L'espagne crée un revenu partiel de 420 € pour les seniors à mi-temps
Fini le choix entre chômage et petit boulot. Madrid verse désormais 420 € par mois, sans démarche, aux travailleurs de plus de 52 ans embauchés à 50 %.
Un filet qui se déclenche tout seul
Le SEPE, bras armé de l’État espagnol, a officialisé le dispositif ce mercredi : dès le premier jour d’un contrat à mi-temps, le « Complémento de apoyo al empleo » (CAE) s’active de oficio. Refuser ? Il faut explicitement le demander. Silence = argent.
La manœuvre vise le cœur dur du chômage senior. En Espagne, 53 % des demandeurs âgés de 52 à 64 ans n’ont droit ni au chômage contributif ni à l’aide classique. Le CAE leur offre 180 jours de respiration, fractionnables, décomptés sur leur période de chômage restante.
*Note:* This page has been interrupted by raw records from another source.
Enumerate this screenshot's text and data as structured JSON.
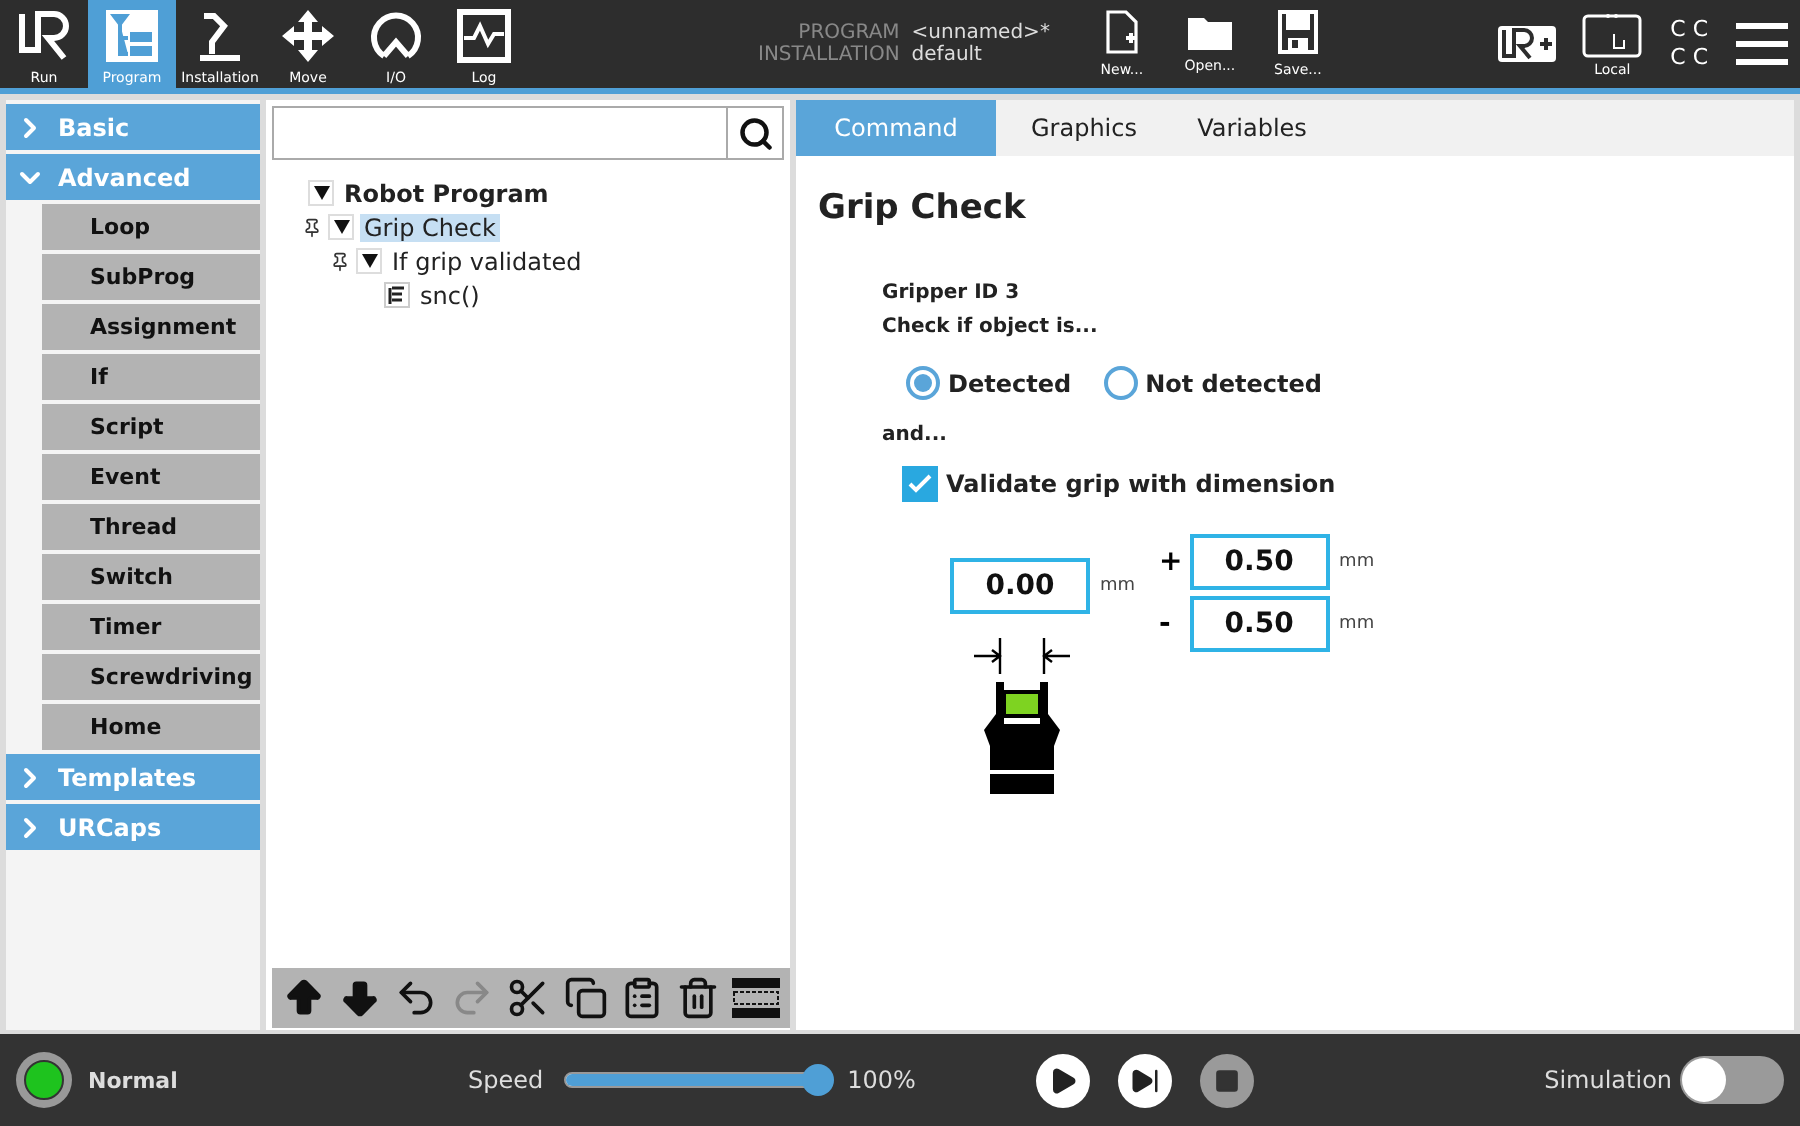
{
  "header": {
    "nav": [
      {
        "label": "Run",
        "kind": "run",
        "selected": false
      },
      {
        "label": "Program",
        "kind": "program",
        "selected": true
      },
      {
        "label": "Installation",
        "kind": "installation",
        "selected": false
      },
      {
        "label": "Move",
        "kind": "move",
        "selected": false
      },
      {
        "label": "I/O",
        "kind": "io",
        "selected": false
      },
      {
        "label": "Log",
        "kind": "log",
        "selected": false
      }
    ],
    "program_label": "PROGRAM",
    "program_value": "<unnamed>*",
    "installation_label": "INSTALLATION",
    "installation_value": "default",
    "file_buttons": [
      {
        "label": "New...",
        "kind": "new"
      },
      {
        "label": "Open...",
        "kind": "open"
      },
      {
        "label": "Save...",
        "kind": "save"
      }
    ],
    "local_label": "Local",
    "speed_marks": [
      "C C",
      "C C"
    ]
  },
  "sidebar": [
    {
      "label": "Basic",
      "expanded": false
    },
    {
      "label": "Advanced",
      "expanded": true,
      "items": [
        "Loop",
        "SubProg",
        "Assignment",
        "If",
        "Script",
        "Event",
        "Thread",
        "Switch",
        "Timer",
        "Screwdriving",
        "Home"
      ]
    },
    {
      "label": "Templates",
      "expanded": false
    },
    {
      "label": "URCaps",
      "expanded": false
    }
  ],
  "tree": {
    "nodes": [
      {
        "label": "Robot Program",
        "expanded": true,
        "selected": false,
        "children": [
          {
            "label": "Grip Check",
            "expanded": true,
            "selected": true,
            "children": [
              {
                "label": "If grip validated",
                "expanded": true,
                "selected": false,
                "children": [
                  {
                    "label": "snc()",
                    "selected": false
                  }
                ]
              }
            ]
          }
        ]
      }
    ],
    "toolbar": [
      {
        "kind": "up",
        "disabled": false
      },
      {
        "kind": "down",
        "disabled": false
      },
      {
        "kind": "undo",
        "disabled": false
      },
      {
        "kind": "redo",
        "disabled": true
      },
      {
        "kind": "cut",
        "disabled": false
      },
      {
        "kind": "copy",
        "disabled": false
      },
      {
        "kind": "paste",
        "disabled": false
      },
      {
        "kind": "delete",
        "disabled": false
      },
      {
        "kind": "suppress",
        "disabled": false
      }
    ]
  },
  "tabs": [
    {
      "label": "Command",
      "selected": true
    },
    {
      "label": "Graphics",
      "selected": false
    },
    {
      "label": "Variables",
      "selected": false
    }
  ],
  "command": {
    "title": "Grip Check",
    "gripper": "Gripper ID 3",
    "question": "Check if object is...",
    "options": [
      {
        "label": "Detected",
        "selected": true
      },
      {
        "label": "Not detected",
        "selected": false
      }
    ],
    "and": "and...",
    "validate": {
      "label": "Validate grip with dimension",
      "checked": true
    },
    "dimension": {
      "value": "0.00",
      "unit": "mm"
    },
    "tolerances": [
      {
        "sign": "+",
        "value": "0.50",
        "unit": "mm"
      },
      {
        "sign": "-",
        "value": "0.50",
        "unit": "mm"
      }
    ]
  },
  "footer": {
    "status": {
      "label": "Normal",
      "color": "#1ec31e"
    },
    "speed_label": "Speed",
    "speed": {
      "level": 1.0
    },
    "speed_reading": "100%",
    "controls": [
      {
        "kind": "play",
        "disabled": false
      },
      {
        "kind": "step",
        "disabled": false
      },
      {
        "kind": "stop",
        "disabled": true
      }
    ],
    "simulation_label": "Simulation",
    "simulation": {
      "on": false
    }
  }
}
Le montant fond comme neige au soleil
Attendez-vous à une dégressivité implacable : 420 € les trois premiers mois, puis 270 €, 180 €, 120 € et enfin 60 €. Objectif affiché : éviter le piège de l’emploi précaire à vie en incitant à chercher mieux, vite.
Pour toucher la manne, il faut : 6 ans de cotisations, 15 ans de carrière (dont 2 sur les 15 dernières années) et un revenu mensuel inférieur à 915,75 € — plafond révisé avec la hausse du SMIC. Un couple avec deux enfants ? Le calcul se fait per capita. 3 663 € de revenus familiaux, c’est le plafond ultime.

Et l’armée dans tout ça ?
Service militaire ou carrière de sous-officier : les trimestres comptent, oui, mais uniquement s’ils ont été cotisés à la sécurité sociale. Le ministère de la Défense délivre une feuille de service ; sans elle, pas de point.
Piège : le CAE consomme le capital-chômage. Un senior qui accepte un CDD de six mois à 50 % verra ses droits « ordinarios » amputés de la même durée. Il pourra les reprendre ensuite… à condition d’être à nouveau au chômage. Un pari risqué quand on a 59 ans.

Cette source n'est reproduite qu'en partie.